[Edito]Une fusion sinon rien

Thomas SimonianLe 19 novembre dernier, l’Assemblée nationale validait enfin la carte à treize régions dessinée sur un coin de table par le gouvernement. Car la réalité est qu’il fallait une réforme territoriale de grande ampleur … Que François Hollande avait eu raison de s’attaquer à ce mille-feuilles qui a toujours fait peur à tous les exécutifs en place depuis des décennies. Le toujours agité Sarkozy, redevenu président … de l’UMP le week-end dernier, avait même dans sa période élyséenne missionné un certain Edouard Balladur pour réfléchir via une commission à la modernisation de nos territoires et de nos institutions. Au final rien n’était réellement ressorti du travail rendu par l’ancien premier-ministre de Jacques Chirac et son équipe … C’est dire si l’inertie reste comme toujours le mal français. Nous attendions donc beaucoup des promesses hollandaises en la matière. Nous n’aurions sans doute pas dû ! Car au final, les départements ne sont toujours pas supprimés officiellement (Manuel Valls a même évoqué 2021, ouais foutage de gueule, non ?), la réflexion sur les fusions possibles entre petites communes est remise aux calendes grecques, et donc la carte des nouvelles régions a été réalisée à la va-vite en ne résistant pas à certains lobbys. Triste constat !

« Le toit avant les fondations »

D’autant que le débat sur les compétences qui seront attribuées au final à chaque collectivité est pour le moins trouble … Le gouvernement a préféré prendre les ciseaux avant d’entamer une véritable étude sur la question des compétences. Le superficiel avant le fond. Le toit avant les fondations. C’est donc dans ce contexte que Midi-Pyrénées et Languedoc-Roussillon vont fusionner. En Midi-Pyrénées, chacun semble résigné voire positif sur le projet, même si, pour beaucoup, une alliance avec l’Aquitaine semblait plus prometteuse (il est vrai que nous avions déjà en commun la marque « Sud-Ouest France » ainsi que des pôles de compétitivité), tandis que sur les bords méditerranéens le doute subsiste. La preuve, certains de leurs parlementaires, socialistes de surcroît, se sont abstenus sur le vote : « Je me suis abstenu par rapport à Georges Frêche. Il avait fait de Montpellier une capitale européenne et elle ne sera pas capitale de la nouvelle région, j’en suis malheureux », avoue le député-maire d’Argelès-sur-Mer, Pierre Aylagas avant qu’il ne boive la tasse. Une réforme non anticipée, non préparée en amont, mal acceptée. Rendez-vous donc en décembre 2015 pour élire nos conseillers régionaux … D’ici là nous connaîtrons peut-être leurs futures compétences. Ou pas.

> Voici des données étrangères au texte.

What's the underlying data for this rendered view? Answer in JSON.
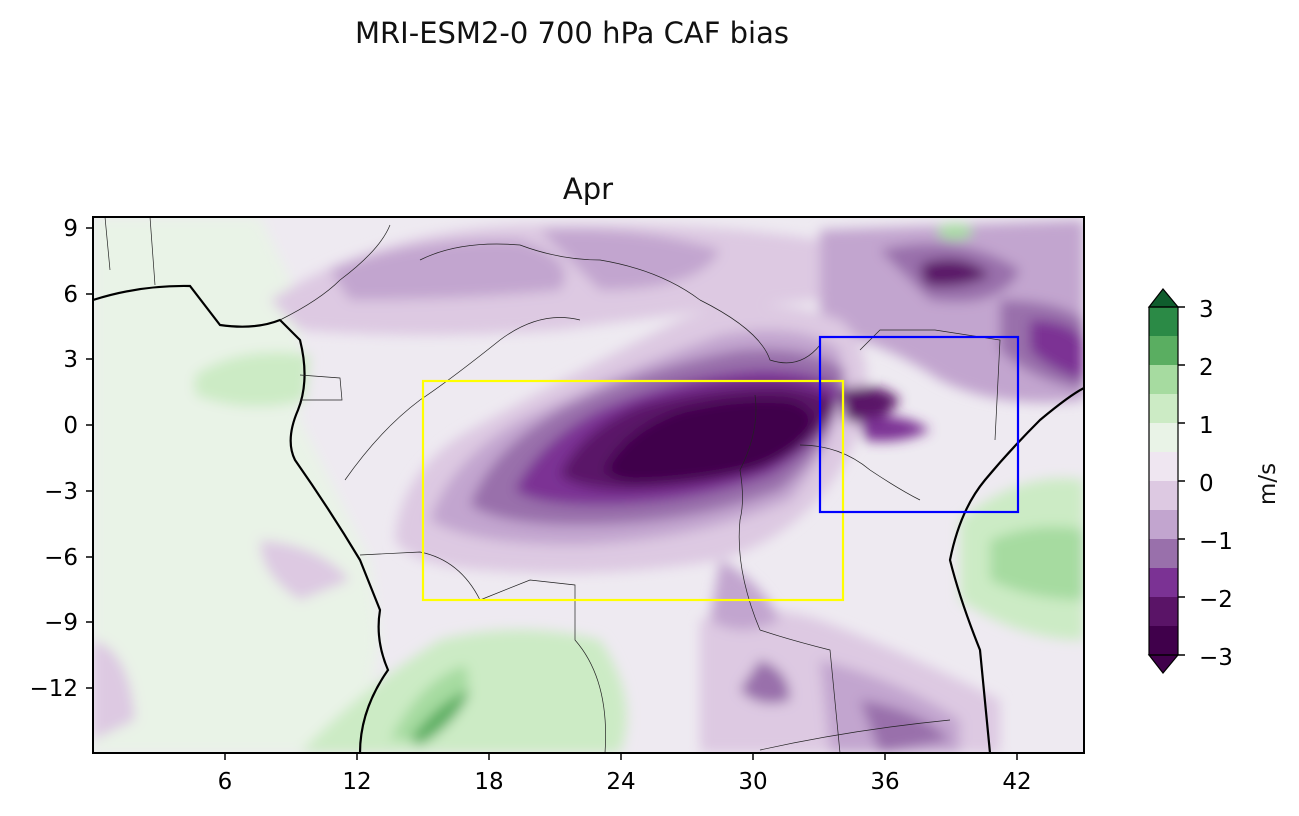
{
  "title": "MRI-ESM2-0 700 hPa CAF bias",
  "panel_title": "Apr",
  "colorbar": {
    "label": "m/s",
    "ticks": [
      "−3",
      "−2",
      "−1",
      "0",
      "1",
      "2",
      "3"
    ],
    "tick_values": [
      -3,
      -2,
      -1,
      0,
      1,
      2,
      3
    ],
    "levels": [
      -3,
      -2.5,
      -2,
      -1.5,
      -1,
      -0.5,
      0,
      0.5,
      1,
      1.5,
      2,
      2.5,
      3
    ],
    "colors": [
      "#40004b",
      "#5a1467",
      "#7b3294",
      "#9970ab",
      "#c2a5cf",
      "#ddc9e2",
      "#efe6f1",
      "#e9f3e7",
      "#ccebc5",
      "#a6dba0",
      "#5aae61",
      "#2b8a46",
      "#0f5d2d"
    ],
    "extend": "both"
  },
  "axes": {
    "x_ticks": [
      "6",
      "12",
      "18",
      "24",
      "30",
      "36",
      "42"
    ],
    "x_tick_values": [
      6,
      12,
      18,
      24,
      30,
      36,
      42
    ],
    "y_ticks": [
      "9",
      "6",
      "3",
      "0",
      "−3",
      "−6",
      "−9",
      "−12"
    ],
    "y_tick_values": [
      9,
      6,
      3,
      0,
      -3,
      -6,
      -9,
      -12
    ],
    "xlim": [
      0,
      45
    ],
    "ylim": [
      -15,
      9.5
    ]
  },
  "boxes": [
    {
      "color": "#ffff00",
      "lon": [
        15,
        34
      ],
      "lat": [
        -8,
        2
      ]
    },
    {
      "color": "#0000ff",
      "lon": [
        33,
        42
      ],
      "lat": [
        -4,
        4
      ]
    }
  ],
  "chart_data": {
    "type": "heatmap",
    "title": "MRI-ESM2-0 700 hPa CAF bias",
    "subtitle": "Apr",
    "colorbar_label": "m/s",
    "xlim": [
      0,
      45
    ],
    "ylim": [
      -15,
      9.5
    ]
  }
}
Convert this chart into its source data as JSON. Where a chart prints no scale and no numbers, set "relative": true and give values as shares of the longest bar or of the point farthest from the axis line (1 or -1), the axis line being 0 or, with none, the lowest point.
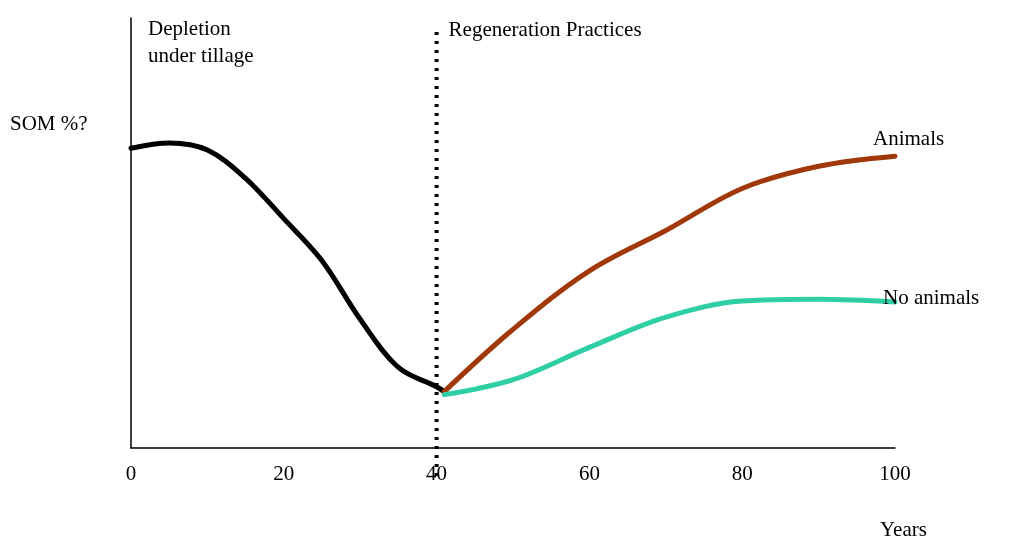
{
  "chart_data": {
    "type": "line",
    "relative": true,
    "xlabel": "Years",
    "ylabel": "SOM %?",
    "annotations": [
      "Depletion\nunder tillage"
    ],
    "xlim": [
      0,
      100
    ],
    "xticks": [
      0,
      20,
      40,
      60,
      80,
      100
    ],
    "series": [
      {
        "color": "#000000",
        "x": [
          0,
          5,
          10,
          15,
          20,
          25,
          30,
          35,
          40,
          41
        ],
        "values": [
          0.983,
          1,
          0.977,
          0.884,
          0.752,
          0.614,
          0.422,
          0.264,
          0.201,
          0.185
        ]
      },
      {
        "name": "Animals",
        "color": "#a0380a",
        "x": [
          41,
          50,
          60,
          70,
          80,
          90,
          100
        ],
        "values": [
          0.185,
          0.389,
          0.581,
          0.713,
          0.851,
          0.924,
          0.957
        ]
      },
      {
        "name": "No animals",
        "color": "#2ecfa4",
        "x": [
          41,
          50,
          60,
          70,
          80,
          90,
          100
        ],
        "values": [
          0.175,
          0.224,
          0.33,
          0.429,
          0.482,
          0.488,
          0.479
        ]
      }
    ],
    "ref_lines": [
      {
        "axis": "x",
        "value": 40,
        "label": "Regeneration Practices",
        "color": "#000000",
        "line_style": "dotted"
      }
    ],
    "grid": false,
    "legend": false,
    "marker": "none",
    "line_style": "solid"
  }
}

UN COMMENTAIRE SUR [Edito]Une fusion sinon rien

  1. BL dit :

    Je ne suis pas d’accord.
    C’est fusion sont une ineptie car elles vont créer des régions à la fois trop grandes et trop faibles.

    La priorité aurait dû être la fusion conseils régionaux / conseils généraux pour porter un projet global et cohérent sur un territoire.
    On aurait alors pu avoir les stratégies et orientations votées au niveau régional tout en conservant une organisation territoriale, s’appuyant sur l’échelle des départements, pour décliner les politiques régionales (voir Pôles territoriaux de Toulouse Métropole).
    Ceci sera impossible avec ces trop grandes régions.